Medford continued to push the importance of the Capital Improvements Program as well, which has been discussed in detail during the budget process this year and is likely to see a number of reductions as proposed by County Administrator Neil Morgan and staff.

Morgan previously said the county is making reductions to the six-year capital plan in order to use more realistic figures with the county’s borrowing power based on the operating budget.

“This is the first year we’ve seen that out front as much as it’s been, and I think we need the community to realize that document is in some cases just as critical, if not more than, the operating budget that we’re going to have to go back and revisit,” Medford said.

Kirschke added it would be a good idea to see if the Board of Supervisors had any questions or additional information prior to another joint meeting in order to better discuss some of the challenges facing the school division regarding the budget and capital projects.

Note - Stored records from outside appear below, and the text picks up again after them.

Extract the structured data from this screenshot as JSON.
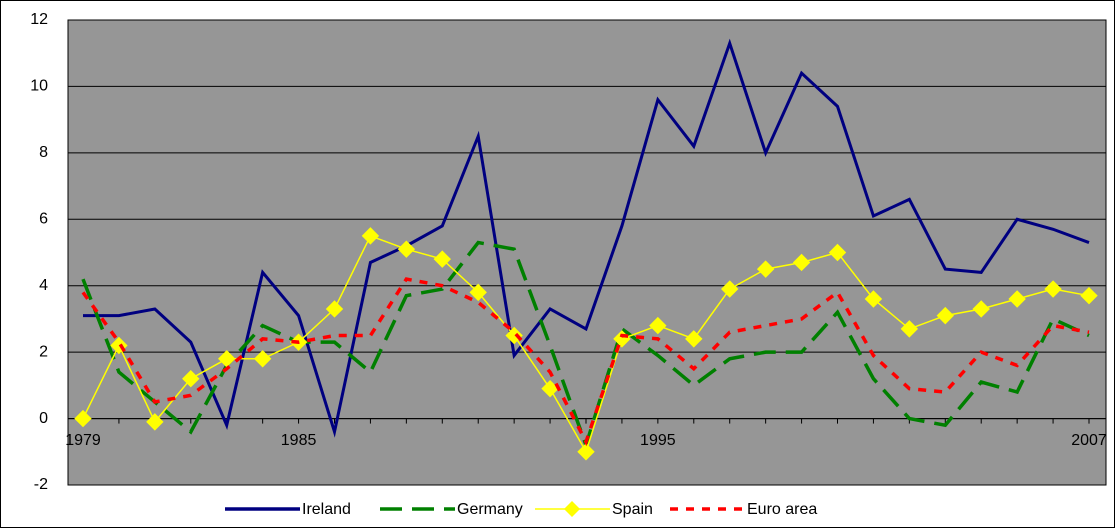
{
  "chart_data": {
    "type": "line",
    "categories": [
      "1979",
      null,
      null,
      null,
      null,
      null,
      "1985",
      null,
      null,
      null,
      null,
      null,
      null,
      null,
      null,
      null,
      "1995",
      null,
      null,
      null,
      null,
      null,
      null,
      null,
      null,
      null,
      null,
      null,
      "2007"
    ],
    "series": [
      {
        "name": "Ireland",
        "color": "#000080",
        "style": "solid",
        "values": [
          3.1,
          3.1,
          3.3,
          2.3,
          -0.2,
          4.4,
          3.1,
          -0.4,
          4.7,
          5.2,
          5.8,
          8.5,
          1.9,
          3.3,
          2.7,
          5.8,
          9.6,
          8.2,
          11.3,
          8.0,
          10.4,
          9.4,
          6.1,
          6.6,
          4.5,
          4.4,
          6.0,
          5.7,
          5.3
        ]
      },
      {
        "name": "Germany",
        "color": "#008000",
        "style": "dashed",
        "values": [
          4.2,
          1.4,
          0.5,
          -0.4,
          1.6,
          2.8,
          2.3,
          2.3,
          1.4,
          3.7,
          3.9,
          5.3,
          5.1,
          2.2,
          -0.8,
          2.7,
          1.9,
          1.0,
          1.8,
          2.0,
          2.0,
          3.2,
          1.2,
          0.0,
          -0.2,
          1.1,
          0.8,
          3.0,
          2.5
        ]
      },
      {
        "name": "Spain",
        "color": "#ffff00",
        "style": "solid",
        "marker": "diamond",
        "values": [
          0.0,
          2.2,
          -0.1,
          1.2,
          1.8,
          1.8,
          2.3,
          3.3,
          5.5,
          5.1,
          4.8,
          3.8,
          2.5,
          0.9,
          -1.0,
          2.4,
          2.8,
          2.4,
          3.9,
          4.5,
          4.7,
          5.0,
          3.6,
          2.7,
          3.1,
          3.3,
          3.6,
          3.9,
          3.7
        ]
      },
      {
        "name": "Euro area",
        "color": "#ff0000",
        "style": "dotted",
        "values": [
          3.8,
          2.3,
          0.5,
          0.7,
          1.5,
          2.4,
          2.3,
          2.5,
          2.5,
          4.2,
          4.0,
          3.5,
          2.6,
          1.4,
          -0.7,
          2.5,
          2.4,
          1.5,
          2.6,
          2.8,
          3.0,
          3.8,
          1.9,
          0.9,
          0.8,
          2.0,
          1.6,
          2.8,
          2.6
        ]
      }
    ],
    "ylim": [
      -2,
      12
    ],
    "yticks": [
      -2,
      0,
      2,
      4,
      6,
      8,
      10,
      12
    ],
    "grid": true,
    "legend": "bottom"
  }
}
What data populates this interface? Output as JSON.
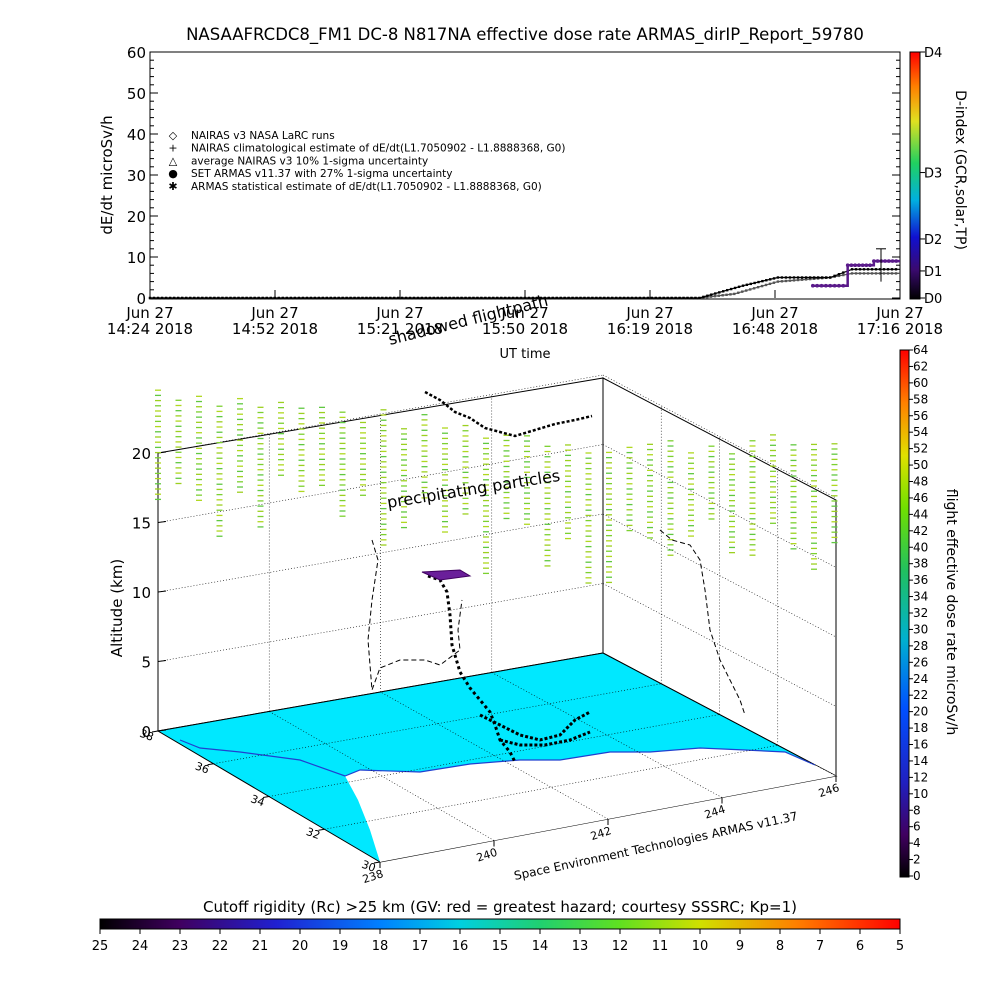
{
  "top_chart": {
    "title": "NASAAFRCDC8_FM1 DC-8   N817NA effective dose rate ARMAS_dirIP_Report_59780",
    "ylabel": "dE/dt microSv/h",
    "xlabel": "UT time",
    "yticks": [
      "0",
      "10",
      "20",
      "30",
      "40",
      "50",
      "60"
    ],
    "xticks": [
      {
        "line1": "Jun 27",
        "line2": "14:24 2018"
      },
      {
        "line1": "Jun 27",
        "line2": "14:52 2018"
      },
      {
        "line1": "Jun 27",
        "line2": "15:21 2018"
      },
      {
        "line1": "Jun 27",
        "line2": "15:50 2018"
      },
      {
        "line1": "Jun 27",
        "line2": "16:19 2018"
      },
      {
        "line1": "Jun 27",
        "line2": "16:48 2018"
      },
      {
        "line1": "Jun 27",
        "line2": "17:16 2018"
      }
    ],
    "legend": [
      {
        "symbol": "◇",
        "text": "NAIRAS v3 NASA LaRC runs"
      },
      {
        "symbol": "+",
        "text": "NAIRAS climatological estimate of dE/dt(L1.7050902 - L1.8888368, G0)"
      },
      {
        "symbol": "△",
        "text": "average NAIRAS v3 10% 1-sigma uncertainty"
      },
      {
        "symbol": "●",
        "text": "SET ARMAS v11.37 with 27% 1-sigma uncertainty",
        "color": "#2040ff"
      },
      {
        "symbol": "✱",
        "text": "ARMAS statistical estimate of dE/dt(L1.7050902 - L1.8888368, G0)"
      }
    ],
    "dindex_label": "D-index (GCR,solar,TP)",
    "dindex_ticks": [
      "D0",
      "D1",
      "D2",
      "D3",
      "D4"
    ]
  },
  "chart_data": [
    {
      "type": "line",
      "title": "NASAAFRCDC8_FM1 DC-8   N817NA effective dose rate ARMAS_dirIP_Report_59780",
      "xlabel": "UT time",
      "ylabel": "dE/dt microSv/h",
      "ylim": [
        0,
        60
      ],
      "x_range": [
        "14:24",
        "17:16"
      ],
      "series": [
        {
          "name": "NAIRAS v3 NASA LaRC runs",
          "x": [
            "14:24",
            "15:00",
            "15:30",
            "16:00",
            "16:30",
            "16:38",
            "16:48",
            "17:00",
            "17:05",
            "17:16"
          ],
          "values": [
            0,
            0,
            0,
            0,
            0,
            1,
            4,
            5,
            6,
            6
          ]
        },
        {
          "name": "ARMAS statistical estimate of dE/dt(L1.7050902 - L1.8888368, G0)",
          "x": [
            "14:24",
            "15:00",
            "15:30",
            "16:00",
            "16:30",
            "16:40",
            "16:48",
            "17:00",
            "17:05",
            "17:16"
          ],
          "values": [
            0,
            0,
            0,
            0,
            0,
            3,
            5,
            5,
            7,
            7
          ]
        },
        {
          "name": "SET ARMAS v11.37 with 27% 1-sigma uncertainty",
          "x": [
            "16:56",
            "17:00",
            "17:04",
            "17:10",
            "17:16"
          ],
          "values": [
            3,
            3,
            8,
            9,
            9
          ]
        }
      ]
    }
  ],
  "scene": {
    "altitude_label": "Altitude (km)",
    "z_ticks": [
      "0",
      "5",
      "10",
      "15",
      "20"
    ],
    "lat_ticks": [
      "30",
      "32",
      "34",
      "36",
      "38"
    ],
    "lon_ticks": [
      "238",
      "240",
      "242",
      "244",
      "246"
    ],
    "annotation_precip": "precipitating particles",
    "annotation_shadow": "shadowed flightpath",
    "credit": "Space Environment Technologies ARMAS v11.37"
  },
  "right_colorbar": {
    "label": "flight effective dose rate microSv/h",
    "ticks": [
      "0",
      "2",
      "4",
      "6",
      "8",
      "10",
      "12",
      "14",
      "16",
      "18",
      "20",
      "22",
      "24",
      "26",
      "28",
      "30",
      "32",
      "34",
      "36",
      "38",
      "40",
      "42",
      "44",
      "46",
      "48",
      "50",
      "52",
      "54",
      "56",
      "58",
      "60",
      "62",
      "64"
    ]
  },
  "bottom_colorbar": {
    "title": "Cutoff rigidity (Rc) >25 km (GV: red = greatest hazard; courtesy SSSRC; Kp=1)",
    "ticks": [
      "25",
      "24",
      "23",
      "22",
      "21",
      "20",
      "19",
      "18",
      "17",
      "16",
      "15",
      "14",
      "13",
      "12",
      "11",
      "10",
      "9",
      "8",
      "7",
      "6",
      "5"
    ]
  }
}
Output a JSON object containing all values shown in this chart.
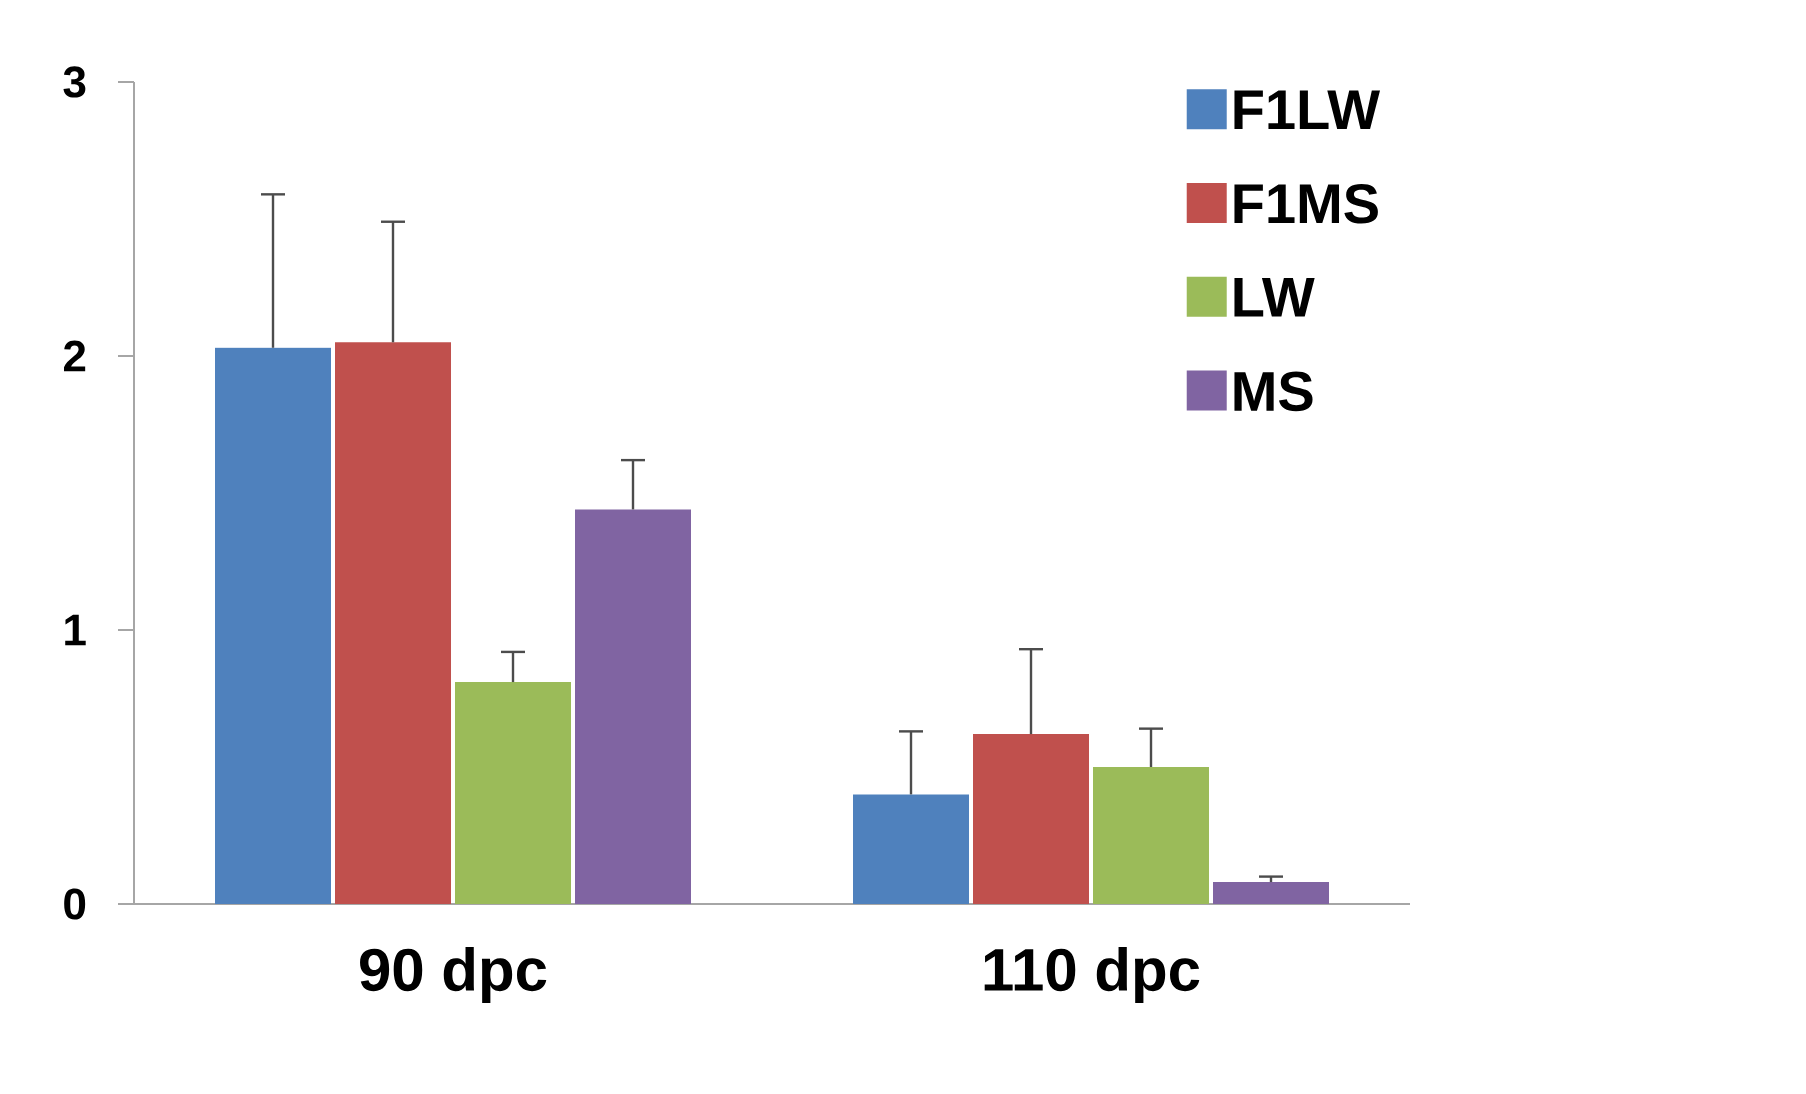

A surplus from Federal Impact Aid could be used to help capital projects in the next few years. The school division is expecting about $4.3 million in back payments from Federal Impact Aid at the end of the current fiscal year.

Those funds will be placed in a reserve account used as a revenue stabilization fund for the schools.

The school division has requested – and the county has proposed – using $900,000 from that fund to supplement the school’s operating budget to help offset a $950,000 reduction to Impact Aid funds next year.

About $2.6 million in additional expenses in the school division’s proposed budget are geared toward step increases in compensation for school division employees, including step raises for all eligible staff by about 2 percent on average and restoring one step for staff who have lost four steps.

The budget also includes more compensation for substitute teachers, cafeteria managers and summer maintenance and custodial workers among others.

A 5-percent increase in health insurance costs requires about $500,000 from the school to pay the employer portion, and an increase of about $748,000 for mandated services is projected, including a rate increase to the Virginia Retirement System, additional special education teachers and additional Limited English Proficiency teachers among others.

The school division proposed about $950,000 in reductions from the the current budget, including an anticipated $600,000 in attrition from retiring employees.

The Board of Supervisors will have a public hearing on the county’s proposed budget April 21, following work sessions throughout April. Scheduled adoption for the budget is May 3.